Um exemplo para ilustrar: imagine que uma pessoa entalhe uma estátua de
madeira e deixe-a em sua prateleira, dando a ela o fim “decoração”, mesmo após
deixar de controlar a estátua fisicamente a pessoa ainda está usando-a, pois
está empregando-a para atingir um fim (decoração), se outra pessoa usar a
estátua — por exemplo, tomando ela e usando para aquecer uma lareira — o fim
destinado ao meio de decoração entrará em conflito com o fim selecionado pelo
segundo agente, apenas um dos dois poderá ser alcançado, mas uma norma
que permita algo assim estará, na realidade, dizendo que a pessoa 1 pode usar
a estátua para decoração e que, ao mesmo tempo, a pessoa 2 pode usar a
estátua para aquecimento, o que é contraditório, logo esta norma não será
logicamente defensável pois estará dizendo que ambos podem atingir seus fins
com este meios, levando a mais conflitos, e não evitando-os.
Meios apropriados pelo seu primeiro proprietário podem ser empregados para
qualquer fim, estocagem, economia, decoração... a questão é que eles estão
sendo empregados e, consequentemente usados/controlados, caso o contrário
a pessoa não questionaria caso outra tentasse usar o meio, pois não haveriam
conflitos de fins.

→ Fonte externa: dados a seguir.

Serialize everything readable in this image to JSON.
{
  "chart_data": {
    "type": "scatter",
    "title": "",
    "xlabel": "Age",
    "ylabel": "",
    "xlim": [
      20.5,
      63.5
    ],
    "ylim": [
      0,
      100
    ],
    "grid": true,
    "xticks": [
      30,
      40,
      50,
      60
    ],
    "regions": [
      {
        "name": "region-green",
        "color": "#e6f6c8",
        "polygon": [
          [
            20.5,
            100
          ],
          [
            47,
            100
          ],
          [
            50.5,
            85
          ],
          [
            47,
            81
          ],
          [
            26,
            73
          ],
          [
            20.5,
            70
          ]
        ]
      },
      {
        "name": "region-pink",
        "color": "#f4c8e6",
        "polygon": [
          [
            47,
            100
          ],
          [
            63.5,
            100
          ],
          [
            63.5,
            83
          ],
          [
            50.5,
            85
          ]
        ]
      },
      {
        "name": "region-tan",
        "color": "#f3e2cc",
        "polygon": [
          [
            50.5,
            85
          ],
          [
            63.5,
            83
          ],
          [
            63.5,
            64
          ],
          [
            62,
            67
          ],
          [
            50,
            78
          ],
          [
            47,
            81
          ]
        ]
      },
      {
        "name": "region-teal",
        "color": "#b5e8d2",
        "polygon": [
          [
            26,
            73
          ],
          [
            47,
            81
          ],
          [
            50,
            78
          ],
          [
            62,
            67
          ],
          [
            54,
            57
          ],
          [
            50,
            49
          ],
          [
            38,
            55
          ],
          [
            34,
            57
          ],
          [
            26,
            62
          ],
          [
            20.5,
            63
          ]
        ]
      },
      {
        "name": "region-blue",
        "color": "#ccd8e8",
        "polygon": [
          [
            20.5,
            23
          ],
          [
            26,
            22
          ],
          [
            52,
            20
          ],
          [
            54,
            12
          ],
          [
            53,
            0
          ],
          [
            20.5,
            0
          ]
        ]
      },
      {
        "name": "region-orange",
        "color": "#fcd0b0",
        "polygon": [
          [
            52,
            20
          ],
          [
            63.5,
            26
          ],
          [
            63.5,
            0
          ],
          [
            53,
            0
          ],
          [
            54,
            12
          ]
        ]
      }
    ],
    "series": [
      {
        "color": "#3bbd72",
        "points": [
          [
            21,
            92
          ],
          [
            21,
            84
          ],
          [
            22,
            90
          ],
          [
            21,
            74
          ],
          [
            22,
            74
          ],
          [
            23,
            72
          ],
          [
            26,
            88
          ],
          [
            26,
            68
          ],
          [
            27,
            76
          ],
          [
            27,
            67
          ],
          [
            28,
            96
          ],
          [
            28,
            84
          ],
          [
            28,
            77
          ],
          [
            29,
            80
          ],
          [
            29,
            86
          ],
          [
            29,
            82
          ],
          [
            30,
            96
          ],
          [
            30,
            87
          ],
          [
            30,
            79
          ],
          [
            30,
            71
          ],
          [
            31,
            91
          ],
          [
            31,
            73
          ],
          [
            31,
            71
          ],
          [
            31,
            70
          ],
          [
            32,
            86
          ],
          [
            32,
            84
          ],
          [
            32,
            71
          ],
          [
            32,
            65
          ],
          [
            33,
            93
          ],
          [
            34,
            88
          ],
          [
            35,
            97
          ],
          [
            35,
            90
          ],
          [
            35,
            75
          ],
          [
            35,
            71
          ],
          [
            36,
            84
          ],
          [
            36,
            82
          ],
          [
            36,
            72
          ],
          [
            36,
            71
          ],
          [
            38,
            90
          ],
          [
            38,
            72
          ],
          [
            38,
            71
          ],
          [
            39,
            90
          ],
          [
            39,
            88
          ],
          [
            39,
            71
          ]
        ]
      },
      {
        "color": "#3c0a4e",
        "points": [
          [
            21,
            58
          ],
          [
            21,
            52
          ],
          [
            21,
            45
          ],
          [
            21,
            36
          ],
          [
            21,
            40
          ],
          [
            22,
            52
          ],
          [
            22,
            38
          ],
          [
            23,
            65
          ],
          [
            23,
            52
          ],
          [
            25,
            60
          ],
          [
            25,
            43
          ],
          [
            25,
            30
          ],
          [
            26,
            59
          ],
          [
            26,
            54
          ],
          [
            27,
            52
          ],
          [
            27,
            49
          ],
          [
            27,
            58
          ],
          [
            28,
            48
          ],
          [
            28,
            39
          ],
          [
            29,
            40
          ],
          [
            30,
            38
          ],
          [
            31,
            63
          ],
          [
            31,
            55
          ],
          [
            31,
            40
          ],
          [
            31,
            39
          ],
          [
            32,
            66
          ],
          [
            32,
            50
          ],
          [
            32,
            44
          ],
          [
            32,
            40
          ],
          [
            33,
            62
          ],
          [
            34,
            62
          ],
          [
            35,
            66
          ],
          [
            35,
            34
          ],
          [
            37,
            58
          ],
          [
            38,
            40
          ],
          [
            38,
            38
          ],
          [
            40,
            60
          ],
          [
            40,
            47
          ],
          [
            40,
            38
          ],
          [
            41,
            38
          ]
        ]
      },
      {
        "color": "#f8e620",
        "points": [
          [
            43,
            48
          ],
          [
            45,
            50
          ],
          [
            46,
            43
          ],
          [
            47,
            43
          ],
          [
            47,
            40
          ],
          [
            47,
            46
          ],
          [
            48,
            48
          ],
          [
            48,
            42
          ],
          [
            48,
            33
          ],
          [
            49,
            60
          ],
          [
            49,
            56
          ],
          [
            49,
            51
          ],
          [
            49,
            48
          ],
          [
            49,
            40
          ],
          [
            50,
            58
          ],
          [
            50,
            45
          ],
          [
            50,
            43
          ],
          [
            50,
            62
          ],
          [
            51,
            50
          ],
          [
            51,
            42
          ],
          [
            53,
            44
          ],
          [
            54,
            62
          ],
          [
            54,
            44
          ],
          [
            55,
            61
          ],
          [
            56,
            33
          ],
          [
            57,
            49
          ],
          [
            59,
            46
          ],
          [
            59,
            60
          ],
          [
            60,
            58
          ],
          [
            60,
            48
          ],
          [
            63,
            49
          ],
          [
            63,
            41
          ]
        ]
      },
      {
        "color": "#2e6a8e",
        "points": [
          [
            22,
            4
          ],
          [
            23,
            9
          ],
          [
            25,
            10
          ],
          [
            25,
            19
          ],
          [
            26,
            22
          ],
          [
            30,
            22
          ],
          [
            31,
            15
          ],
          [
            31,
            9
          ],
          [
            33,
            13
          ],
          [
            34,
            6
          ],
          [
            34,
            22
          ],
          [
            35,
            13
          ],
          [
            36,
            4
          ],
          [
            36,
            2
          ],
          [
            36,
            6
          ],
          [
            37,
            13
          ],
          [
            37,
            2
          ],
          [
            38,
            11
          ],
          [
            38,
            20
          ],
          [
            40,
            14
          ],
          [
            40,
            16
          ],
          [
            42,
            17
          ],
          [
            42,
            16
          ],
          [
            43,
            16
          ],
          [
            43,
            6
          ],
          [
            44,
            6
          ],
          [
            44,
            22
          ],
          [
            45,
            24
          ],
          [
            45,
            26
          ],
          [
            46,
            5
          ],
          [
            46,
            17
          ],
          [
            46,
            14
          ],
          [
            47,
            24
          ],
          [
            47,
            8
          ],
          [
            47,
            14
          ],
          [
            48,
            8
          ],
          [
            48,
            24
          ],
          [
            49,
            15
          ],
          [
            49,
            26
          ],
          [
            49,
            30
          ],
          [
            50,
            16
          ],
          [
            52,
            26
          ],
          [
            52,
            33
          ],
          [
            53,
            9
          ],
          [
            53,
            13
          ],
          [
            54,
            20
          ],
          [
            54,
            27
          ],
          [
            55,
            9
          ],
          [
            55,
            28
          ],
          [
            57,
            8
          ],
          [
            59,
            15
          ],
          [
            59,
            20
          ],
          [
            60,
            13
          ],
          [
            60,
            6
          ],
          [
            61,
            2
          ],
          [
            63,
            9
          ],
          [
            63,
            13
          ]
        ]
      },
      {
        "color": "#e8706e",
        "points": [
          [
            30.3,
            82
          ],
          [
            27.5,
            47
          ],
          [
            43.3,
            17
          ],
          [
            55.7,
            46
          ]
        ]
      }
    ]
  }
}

Assim conclui-se que qualquer norma deva estabelecer direitos
de propriedade definitivos. A norma do exemplo anterior, a do imposto, por
exemplo, seria logicamente indefensável, pois estabeleceria um direito de uso
do dinheiro não definitivo para a pessoa.
Mas como então estabelecemos a quais meios cada pessoa tem direito de uso
exclusivo e definitivo? E a resposta é, conforme foi elucidado anteriormente por
Daniel Morais, auto propriedade e homesteading (primeiro uso).
Toda a ação usa meios, e existe um meio primário para a ação, mesmo que você
não use nenhum meio externo pelo menos este é usado, ele é chamado de
corpo, praxeologicamente falando. Qualquer pessoa, para que possa agir, para
que possa decidir, e para que possa decidir se concorda ou não com um
argumento de forma autônoma utiliza pelo menos este meio. Consequentemente
qualquer uso deste meio, do corpo, por outra pessoa contra a sua vontade a
impede de argumentar, pois um mesmo meio não pode ser usado por mais de
uma pessoa para fins conflitantes. Por isso a argumentação é apenas possível
com o respeito mútuo dos envolvidos ao direito de propriedade dos outros sobre
seus corpos, a auto propriedade, pois caso violassem este direito, controlando o
corpo do outro, impediriam a argumentação. Daí vem o fato de todas as pessoas
numa argumentação fazerem a pressuposição da validade do direito de auto
propriedade, não podendo argumentar contra ele sem que caiam numa
contradição performativa, e é daí que vem a influência da Praxeologia na
fundamentação do direito de auto propriedade.
Mas humanos precisam também controlar outros meios do ambiente para que
possam sobreviver, e a partir do momento no qual se apropriam de um destes
meios usando-o pela primeira vez - ou seja, empregando-o para algum fim antes
de qualquer outra pessoa, fazendo o homesteading - ou recebendo o título de
propriedade dele de outra pessoa - em ambos os casos criando o elo objetivo
com o meio, eles devem ganhar direito de propriedade, que confirme foi
demonstrado anteriormente, deve ser definitivo.